C’est une mini-série de quatre épisodes d’environ une heure chacun, sortie sur Netflix et réalisée dans son intégralité par Stefano Sollima, sans doute, à l’heure actuelle, le meilleur réalisateur italien, et peut-être même d’Europe, rien que ça.

Plus habitué à réaliser des séries que des films, il n’en reste pas moins un réalisateur prolifique, avec environ une création par an.

Et ce n’est pas pour autant que la qualité n’est pas au rendez-vous : l’an dernier, il a signé le film, également sur Netflix, Adagio, que j’avais déjà beaucoup aimé.

Il a également sorti la mini-série ZeroZeroZero et est surtout connu pour avoir réalisé Gomorra et, en particulier, la suite de Sicario (qui reste, à mes yeux, un meilleur film que le premier).


Mais revenons à la série : de quoi parle Le Monstre de Florence ? Eh bien, la série raconte l’histoire d’un tueur en série qui a réellement existé au milieu des années 70-80 en Italie, dans la région de Florence.

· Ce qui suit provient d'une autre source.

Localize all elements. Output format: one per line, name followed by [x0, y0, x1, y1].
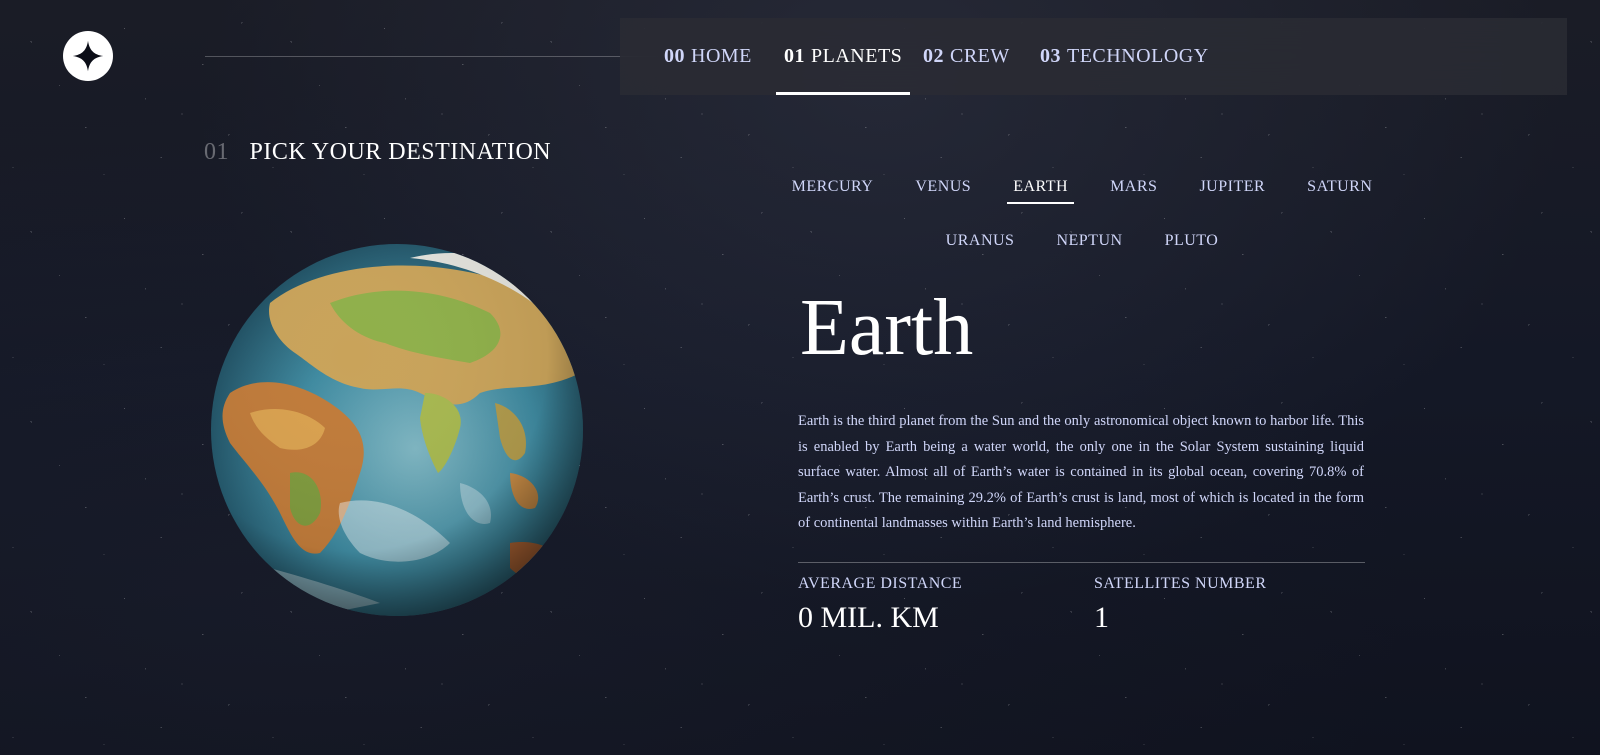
nav-number: 00 [664, 45, 685, 67]
tab-jupiter[interactable]: JUPITER [1193, 172, 1271, 204]
section-heading: 01 PICK YOUR DESTINATION [204, 139, 551, 166]
tab-uranus[interactable]: URANUS [940, 226, 1021, 258]
nav-crew[interactable]: 02 CREW [923, 18, 1010, 95]
nav-label: CREW [950, 45, 1010, 67]
satellites-label: SATELLITES NUMBER [1094, 575, 1267, 592]
four-point-star-icon [72, 40, 104, 72]
planet-name: Earth [800, 284, 974, 372]
logo[interactable] [63, 31, 113, 81]
tab-pluto[interactable]: PLUTO [1159, 226, 1225, 258]
nav-label: HOME [691, 45, 752, 67]
tab-saturn[interactable]: SATURN [1301, 172, 1378, 204]
tab-earth[interactable]: EARTH [1007, 172, 1075, 204]
tab-venus[interactable]: VENUS [909, 172, 977, 204]
nav-number: 01 [784, 45, 805, 67]
tab-neptun[interactable]: NEPTUN [1050, 226, 1128, 258]
main-nav: 00 HOME 01 PLANETS 02 CREW 03 TECHNOLOGY [620, 18, 1567, 95]
tab-mercury[interactable]: MERCURY [786, 172, 880, 204]
planet-tabs: MERCURY VENUS EARTH MARS JUPITER SATURN … [792, 172, 1372, 280]
planet-tab-row-2: URANUS NEPTUN PLUTO [798, 226, 1366, 258]
section-title: PICK YOUR DESTINATION [249, 139, 552, 165]
nav-planets[interactable]: 01 PLANETS [775, 18, 911, 95]
nav-number: 02 [923, 45, 944, 67]
planet-description: Earth is the third planet from the Sun a… [798, 413, 1364, 531]
stats-divider [798, 562, 1365, 563]
average-distance-value: 0 MIL. KM [798, 601, 939, 634]
nav-label: PLANETS [811, 45, 903, 67]
average-distance-stat: AVERAGE DISTANCE 0 MIL. KM [798, 575, 962, 635]
satellites-value: 1 [1094, 601, 1109, 634]
earth-globe-image [211, 244, 583, 616]
nav-label: TECHNOLOGY [1067, 45, 1209, 67]
nav-number: 03 [1040, 45, 1061, 67]
planet-tab-row-1: MERCURY VENUS EARTH MARS JUPITER SATURN [792, 172, 1372, 204]
tab-mars[interactable]: MARS [1104, 172, 1163, 204]
section-number: 01 [204, 139, 229, 165]
nav-technology[interactable]: 03 TECHNOLOGY [1040, 18, 1209, 95]
nav-home[interactable]: 00 HOME [664, 18, 752, 95]
average-distance-label: AVERAGE DISTANCE [798, 575, 963, 592]
satellites-stat: SATELLITES NUMBER 1 [1094, 575, 1267, 635]
header-divider [205, 56, 660, 57]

Huit couples ont été assassinés, et, comme l’indique la série dès le départ, cette affaire n’a toujours pas de résolution à l’heure actuelle.

On est dans le même cas de figure que des films tels que Zodiac, Memories of Murder ou La Nuit du 12.

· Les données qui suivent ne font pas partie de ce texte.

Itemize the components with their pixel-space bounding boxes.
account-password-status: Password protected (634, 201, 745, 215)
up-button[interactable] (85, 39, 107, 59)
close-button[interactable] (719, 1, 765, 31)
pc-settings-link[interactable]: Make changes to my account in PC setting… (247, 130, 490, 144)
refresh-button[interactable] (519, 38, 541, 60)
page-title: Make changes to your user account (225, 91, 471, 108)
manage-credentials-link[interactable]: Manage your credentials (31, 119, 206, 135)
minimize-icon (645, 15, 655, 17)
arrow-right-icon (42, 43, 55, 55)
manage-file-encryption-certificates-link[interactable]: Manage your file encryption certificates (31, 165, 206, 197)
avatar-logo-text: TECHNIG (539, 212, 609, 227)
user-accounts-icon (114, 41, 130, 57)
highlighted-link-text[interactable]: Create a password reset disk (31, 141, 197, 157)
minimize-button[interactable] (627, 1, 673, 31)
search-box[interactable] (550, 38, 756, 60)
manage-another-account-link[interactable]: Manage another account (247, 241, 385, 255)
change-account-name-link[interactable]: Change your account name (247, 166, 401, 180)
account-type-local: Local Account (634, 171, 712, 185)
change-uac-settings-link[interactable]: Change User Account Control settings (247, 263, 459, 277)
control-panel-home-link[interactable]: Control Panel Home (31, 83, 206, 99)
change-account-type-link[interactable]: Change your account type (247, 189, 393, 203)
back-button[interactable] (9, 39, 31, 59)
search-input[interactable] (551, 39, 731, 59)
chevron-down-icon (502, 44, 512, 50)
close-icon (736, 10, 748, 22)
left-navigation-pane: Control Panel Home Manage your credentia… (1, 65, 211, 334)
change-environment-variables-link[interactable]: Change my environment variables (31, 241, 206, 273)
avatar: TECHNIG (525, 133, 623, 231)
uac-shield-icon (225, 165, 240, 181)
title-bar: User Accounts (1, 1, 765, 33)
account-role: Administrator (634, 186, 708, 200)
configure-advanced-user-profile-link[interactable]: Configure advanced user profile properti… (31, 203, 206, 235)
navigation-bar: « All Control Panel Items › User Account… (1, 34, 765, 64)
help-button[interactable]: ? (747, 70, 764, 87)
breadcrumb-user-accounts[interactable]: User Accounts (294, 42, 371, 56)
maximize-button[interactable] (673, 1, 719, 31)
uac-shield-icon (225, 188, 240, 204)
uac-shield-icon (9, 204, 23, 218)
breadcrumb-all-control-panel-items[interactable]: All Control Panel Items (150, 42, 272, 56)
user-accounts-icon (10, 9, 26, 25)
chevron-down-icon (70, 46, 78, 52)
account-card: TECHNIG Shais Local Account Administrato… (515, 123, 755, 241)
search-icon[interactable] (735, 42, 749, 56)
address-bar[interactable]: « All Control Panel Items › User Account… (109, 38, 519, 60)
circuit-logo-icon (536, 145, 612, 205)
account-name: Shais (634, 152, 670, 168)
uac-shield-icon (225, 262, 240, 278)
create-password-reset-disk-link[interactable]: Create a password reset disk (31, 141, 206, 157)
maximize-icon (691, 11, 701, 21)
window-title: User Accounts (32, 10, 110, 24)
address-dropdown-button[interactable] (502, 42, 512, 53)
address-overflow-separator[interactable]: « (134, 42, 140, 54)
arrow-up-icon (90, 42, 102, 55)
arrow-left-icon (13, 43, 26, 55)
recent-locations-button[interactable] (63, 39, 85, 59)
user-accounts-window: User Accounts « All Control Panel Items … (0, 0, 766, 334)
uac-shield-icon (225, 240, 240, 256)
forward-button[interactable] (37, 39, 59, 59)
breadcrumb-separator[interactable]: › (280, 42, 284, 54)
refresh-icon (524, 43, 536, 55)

Malgré ce postulat, qui est indiqué dès le départ, on a déjà vu avec les œuvres précitées que l’absence de résolution d’une affaire ne rend pas une œuvre mauvaise en soi. Tout dépend de la proposition, et je vous garantis que celle de cette série vaut vraiment le détour.

La série suit la procureure générale qui, au milieu des années 80, se retrouve à nouveau confrontée au tueur. Elle et les deux agents en charge de l’affaire vont donc remonter dans le temps pour tenter de trouver le crime originel du tueur, le crime fondateur.

Ils remontent jusqu’en 1968, où un couple a été tué. Mais voilà, cette affaire a déjà une résolution : le tueur a été retrouvé et condamné, pourtant le mode opératoire est presque identique.

C’est ce postulat que la série va adopter, cherchant à démêler le vrai du faux dans une affaire pourtant déjà résolue, pour retrouver le tueur en série qui pourrait être le véritable responsable de ce premier meurtre.


Pour ce faire, à l’image d’une série comme Cold Case, la série alterne entre des séquences dans le présent (les années 80) et des flashbacks dans le passé (1968), où l’on suit la vie des deux premières victimes, plus précisément celle de la femme, l’homme étant très secondaire, voire quasiment absent de l’intrigue, n’étant que l’amant.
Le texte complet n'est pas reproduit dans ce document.